Die Wahl wurde von US-Außenminister Lloyd Austin nicht zufällig getroffen, da Bundeskanzler Scholz wegen seiner Entscheidung, Kiew nicht mit den angeforderten Waffen zu beliefern, im Zentrum der Kritik stand. Eine Entscheidung, die nicht nur Selenskyj (der Scholz in den letzten Tagen scharf angegriffen hat) missbilligte, sondern auch den mehrheitlich deutschen CSX-Verbündeten, den Liberalen und den Grünen. So kam heute die Ankündigung: Deutschland wird der Ukraine schwere Waffen anbieten, die Details betreffen 50 spezielle Gepard-Flugabwehrpanzer. „Wir kooperieren mit unseren amerikanischen Freunden bei der Ausbildung ukrainischer Soldaten im Umgang mit Artilleriesystemen auf deutschem Boden“, rechtfertigte die Berliner Verteidigungsministerin Christine Lambrecht (von der FDP, die Scholz‘ ursprüngliche Entscheidung angegriffen hatte) den Rückzieher ihrer Regierung. als „eine Folge der russischen Aggression, die den Kreis der zivilisierten Nationen verlassen hat“.

Und gerade die Lieferung und Lieferung von Waffen aus dem Westen nach Kiew bringt Moskau und London gegeneinander auf. Erstens erklärte Boris Johnson, dass er glaube, dass Kiews Einsatz westlicher Waffen, um tief in Moskaus Nachschublinien auf russischem Territorium einzudringen, legitim sei.
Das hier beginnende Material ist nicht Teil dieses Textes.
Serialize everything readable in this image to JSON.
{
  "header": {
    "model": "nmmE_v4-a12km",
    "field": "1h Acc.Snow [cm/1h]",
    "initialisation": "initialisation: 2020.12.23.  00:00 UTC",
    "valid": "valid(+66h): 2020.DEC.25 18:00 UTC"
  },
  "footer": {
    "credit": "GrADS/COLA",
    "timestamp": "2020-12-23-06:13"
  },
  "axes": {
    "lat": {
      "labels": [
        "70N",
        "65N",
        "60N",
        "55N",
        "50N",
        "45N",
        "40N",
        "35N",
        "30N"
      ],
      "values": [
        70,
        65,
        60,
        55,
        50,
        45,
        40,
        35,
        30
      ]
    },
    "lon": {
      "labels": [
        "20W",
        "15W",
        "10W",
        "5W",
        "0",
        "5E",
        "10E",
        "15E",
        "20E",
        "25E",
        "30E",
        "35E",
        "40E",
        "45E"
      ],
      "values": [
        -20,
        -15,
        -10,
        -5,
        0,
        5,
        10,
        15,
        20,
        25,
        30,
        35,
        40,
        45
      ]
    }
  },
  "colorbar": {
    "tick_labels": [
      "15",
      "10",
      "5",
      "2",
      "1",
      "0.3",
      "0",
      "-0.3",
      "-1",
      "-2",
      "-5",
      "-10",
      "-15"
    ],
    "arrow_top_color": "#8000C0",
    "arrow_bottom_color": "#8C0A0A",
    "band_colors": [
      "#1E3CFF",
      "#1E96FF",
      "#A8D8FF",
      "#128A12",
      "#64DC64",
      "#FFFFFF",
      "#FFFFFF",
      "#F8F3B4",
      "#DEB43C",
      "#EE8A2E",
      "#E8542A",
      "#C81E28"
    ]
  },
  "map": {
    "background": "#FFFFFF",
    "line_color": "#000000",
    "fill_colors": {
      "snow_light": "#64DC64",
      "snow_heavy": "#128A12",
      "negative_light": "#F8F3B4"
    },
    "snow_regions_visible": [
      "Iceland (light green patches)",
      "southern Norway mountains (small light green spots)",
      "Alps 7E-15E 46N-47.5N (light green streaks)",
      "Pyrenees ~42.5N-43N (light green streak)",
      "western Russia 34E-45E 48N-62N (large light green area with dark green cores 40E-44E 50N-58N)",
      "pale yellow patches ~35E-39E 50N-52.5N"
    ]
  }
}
Das Vereinigte Königreich erklärte, dass dies die Zahl der zivilen Todesfälle und Zerstörungen in der Ukraine verringern würde. Die Erklärung, auf die der Kreml antwortete: „Nach dieser Logik“, berichtet der Sprecher des Außenministers Sergej Lawrow, „könnte Russland es für legitim halten, die Nachschublinien der Ukraine gezielt ins Visier zu nehmen, direkt zu den Ländern, die Waffen in die Ukraine transferieren.“ „. Das russische Verteidigungsministerium fügte weiter hinzu, dass „die Moskauer Armee zu einer Gegenoffensive bereit ist, wenn Russland mit westlichen Waffen direkt auf Länder angegriffen wird, die Waffen an die Ukraine liefern.“

Zum Abschluss des Ramstein-Gipfels fügte Lloyd Austin hinzu, dass die Vereinigten Staaten „es Russland erschweren wollen, seine Nachbarn zu bedrohen und es in dieser Hinsicht zu schwächen“. Wir wollen sicherstellen, dass Russland nicht länger die Möglichkeit hat, seine Nachbarn zu schikanieren, wie sie es vor Beginn des Konflikts in der Ukraine taten.“ Unterdessen dauern die Bombardierungen in Mariupol (36 russische Luftangriffe gegen das Stahlwerk Asowstal) und in anderen Regionen an. das Land, während Modavia nach dem Anschlag in Transnistrien zum ersten Mal eine Dringlichkeitssitzung seiner Regierung abhielt. Es besteht die Befürchtung, dass das Grenzland zur Ukraine zum nächsten Ziel Moskaus werden könnte.